Il a indiqué que, les conséquences humanitaires continuent de s’aggraver et sont exacerbées par le nombre de morts, de blessés et de dégâts causés aux infrastructures civiles, tandis que les graves répercussions sur l’économie mondiale s’intensifient. Face à cette situation, le SG de l’ONU a mis l’accent sur la nécessité de prendre des mesures « immédiates » pour atténuer les conséquences de la crise dans la région.
Expliquant que la fermeture prolongée du détroit d’Ormuz au commerce maritime entrave la circulation du pétrole, du gaz et des engrais à un moment critique de la saison agricole mondiale, il a annoncé deux initiatives importantes.
Il s’agit de la nomination d’un envoyé chargé de diriger les efforts de paix de l’ONU et la création d’un groupe de travail (Task force) dédié au détroit d’Ormuz.
Soulignant, par ailleurs, que le conflit au Moyen-Orient était « hors de contrôle », il a déclaré qu’il était temps d' »arrêter l’escalade et de commencer à gravir les échelons diplomatiques, et de revenir au plein respect du droit international ».

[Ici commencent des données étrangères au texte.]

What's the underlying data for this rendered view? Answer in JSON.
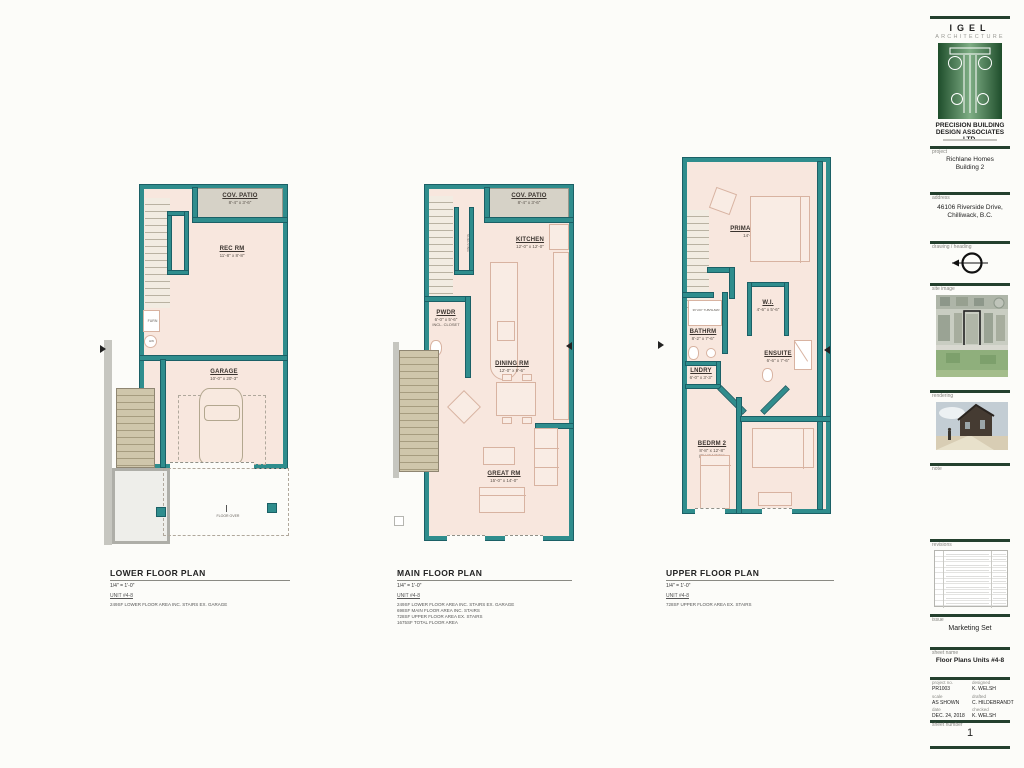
{
  "colors": {
    "wall_teal": "#2f8d8d",
    "floor_peach": "#f8e7de",
    "patio_gray": "#d6d2c7",
    "bar_green": "#24402e",
    "logo_green": "#1e4d2b"
  },
  "plans": [
    {
      "title": "LOWER FLOOR PLAN",
      "scale": "1/4\" = 1'-0\"",
      "unit": "UNIT #4-8",
      "notes": [
        "249SF  LOWER FLOOR AREA INC. STAIRS EX. GARAGE"
      ],
      "rooms": [
        {
          "name": "COV. PATIO",
          "dims": "8'-4\" x 3'-6\""
        },
        {
          "name": "REC RM",
          "dims": "11'-8\" x 8'-8\""
        },
        {
          "name": "GARAGE",
          "dims": "10'-0\" x 20'-3\""
        }
      ],
      "annotations": {
        "furn": "FURN",
        "hw": "HW",
        "floor_over": "FLOOR OVER"
      }
    },
    {
      "title": "MAIN FLOOR PLAN",
      "scale": "1/4\" = 1'-0\"",
      "unit": "UNIT #4-8",
      "notes": [
        "249SF  LOWER FLOOR AREA INC. STAIRS EX. GARAGE",
        "698SF  MAIN FLOOR AREA INC. STAIRS",
        "728SF  UPPER FLOOR AREA EX. STAIRS",
        "1675SF  TOTAL FLOOR AREA"
      ],
      "rooms": [
        {
          "name": "COV. PATIO",
          "dims": "8'-4\" x 3'-6\""
        },
        {
          "name": "KITCHEN",
          "dims": "12'-0\" x 12'-0\""
        },
        {
          "name": "PWDR",
          "dims": "6'-0\" x 5'-6\"",
          "extra": "INCL. CLOSET"
        },
        {
          "name": "DINING RM",
          "dims": "12'-0\" x 9'-6\""
        },
        {
          "name": "GREAT RM",
          "dims": "15'-0\" x 14'-0\""
        }
      ],
      "annotations": {
        "shelving": "SHELVING"
      }
    },
    {
      "title": "UPPER FLOOR PLAN",
      "scale": "1/4\" = 1'-0\"",
      "unit": "UNIT #4-8",
      "notes": [
        "728SF  UPPER FLOOR AREA EX. STAIRS"
      ],
      "rooms": [
        {
          "name": "PRIMARY BEDRM",
          "dims": "14'-3\" x 13'-0\""
        },
        {
          "name": "W.I.",
          "dims": "4'-6\" x 5'-6\""
        },
        {
          "name": "BATHRM",
          "dims": "8'-2\" x 7'-6\""
        },
        {
          "name": "ENSUITE",
          "dims": "6'-6\" x 7'-6\""
        },
        {
          "name": "LNDRY",
          "dims": "6'-0\" x 3'-3\""
        },
        {
          "name": "BEDRM 2",
          "dims": "8'-8\" x 12'-8\"",
          "extra": "(PLUS NOOK)"
        },
        {
          "name": "BEDRM 3",
          "dims": "8'-8\" x 11'-6\""
        }
      ],
      "annotations": {
        "tub": "36\"x60\" TUB/SHWR"
      }
    }
  ],
  "titleblock": {
    "firm_name": "IGEL",
    "firm_type": "ARCHITECTURE",
    "company_line1": "PRECISION BUILDING",
    "company_line2": "DESIGN ASSOCIATES LTD.",
    "sections": {
      "project": {
        "label": "project",
        "line1": "Richlane Homes",
        "line2": "Building 2"
      },
      "address": {
        "label": "address",
        "line1": "46106 Riverside Drive,",
        "line2": "Chilliwack, B.C."
      },
      "drawing_heading": {
        "label": "drawing / heading"
      },
      "site_image": {
        "label": "site image"
      },
      "rendering": {
        "label": "rendering"
      },
      "note": {
        "label": "note"
      },
      "revisions": {
        "label": "revisions",
        "row_count": 10
      },
      "issue": {
        "label": "issue",
        "value": "Marketing Set"
      },
      "sheet_name": {
        "label": "sheet name",
        "value": "Floor Plans Units #4-8"
      },
      "info": {
        "project_no_label": "project no.",
        "project_no": "PR1003",
        "designed_label": "designed",
        "designed": "K. WELSH",
        "scale_label": "scale",
        "scale": "AS SHOWN",
        "drafted_label": "drafted",
        "drafted": "C. HILDEBRANDT",
        "date_label": "date",
        "date": "DEC. 24, 2018",
        "checked_label": "checked",
        "checked": "K. WELSH"
      },
      "sheet_number": {
        "label": "sheet number",
        "value": "1"
      }
    }
  }
}
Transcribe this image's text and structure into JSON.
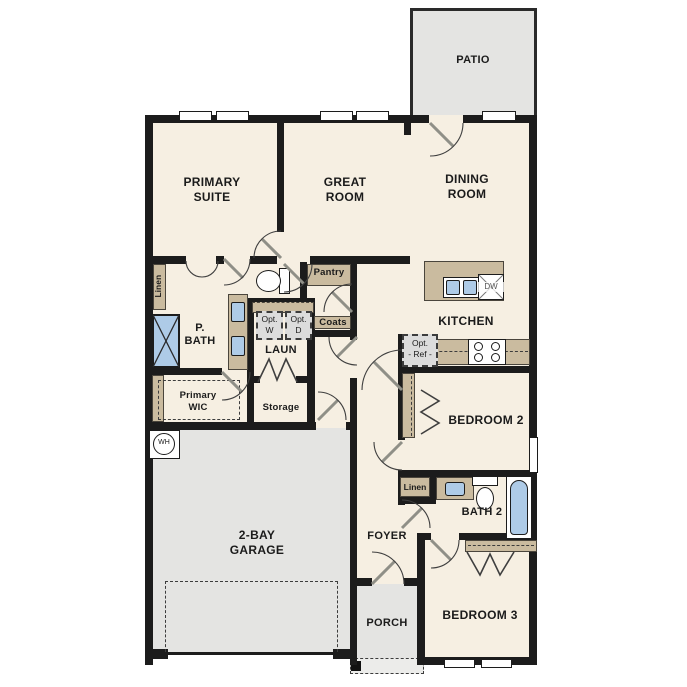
{
  "rooms": {
    "patio": "PATIO",
    "primary_suite": "PRIMARY\nSUITE",
    "great_room": "GREAT\nROOM",
    "dining_room": "DINING\nROOM",
    "kitchen": "KITCHEN",
    "primary_bath": "P.\nBATH",
    "laundry": "LAUN",
    "pantry": "Pantry",
    "coats": "Coats",
    "primary_wic": "Primary\nWIC",
    "storage": "Storage",
    "linen_bath": "Linen",
    "linen_hall": "Linen",
    "bath2": "BATH 2",
    "bedroom2": "BEDROOM 2",
    "bedroom3": "BEDROOM 3",
    "foyer": "FOYER",
    "porch": "PORCH",
    "garage": "2-BAY\nGARAGE"
  },
  "fixtures": {
    "water_heater": "WH",
    "dishwasher": "DW",
    "opt_washer": "Opt.\nW",
    "opt_dryer": "Opt.\nD",
    "opt_refrigerator": "Opt.\n- Ref -"
  },
  "colors": {
    "floor": "#f6efe2",
    "wall": "#1c1c1c",
    "cabinet_tan": "#cabb9f",
    "concrete_gray": "#e4e4e2",
    "fixture_blue": "#aecbe7",
    "option_gray": "#dcdcdc"
  }
}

Le Pakistan s’apprête, pour sa part, à accueillir dimanche, un sommet réunissant les ministres des Affaires étrangères, en plus du pays hote, de l’Arabie saoudite, de l’Egypte et de la Turquie, dans le cadre des efforts visant à élaborer une vision commune pour atténuer les tensions dans la région.
Dans ce cadre, le vice-Premier ministre et ministre pakistanais des Affaires étrangères, Ishaq Dar a déclaré que le dialogue et la diplomatie constituent la seule voie à suivre, soulignant que son pays accorde une grande importance à ces deux leviers pour parvenir à une paix durable.
Le ministre des Affaires étrangères du Qatar, cheikh Mohammed ben Abderrahmane Al-Thani et son homologue égyptien Badr Abdelatty ont également mis en avant l’importance d’un retour à la table du dialogue et de privilégier la raison et la sagesse afin de contenir la crise, de manière à garantir la sécurité énergétique mondiale, la liberté de navigation et la protection de l’environnement, tout en préservant la stabilité de la région.
Le ministère omanais des Affaires étrangères a, quant à lui, réitéré ses appels en faveur de l’instauration de la paix et du renforcement de la sécurité et de la stabilité dans la région. Il a, en outre, exhorté à mettre fin à la guerre en cours et à revenir au dialogue et à la diplomatie, les qualifiant de « meilleure voie pour traiter les causes profondes des crises et les facteurs du conflit actuel, de manière à préserver la stabilité, la prospérité de la région et la sécurité de ses populations ».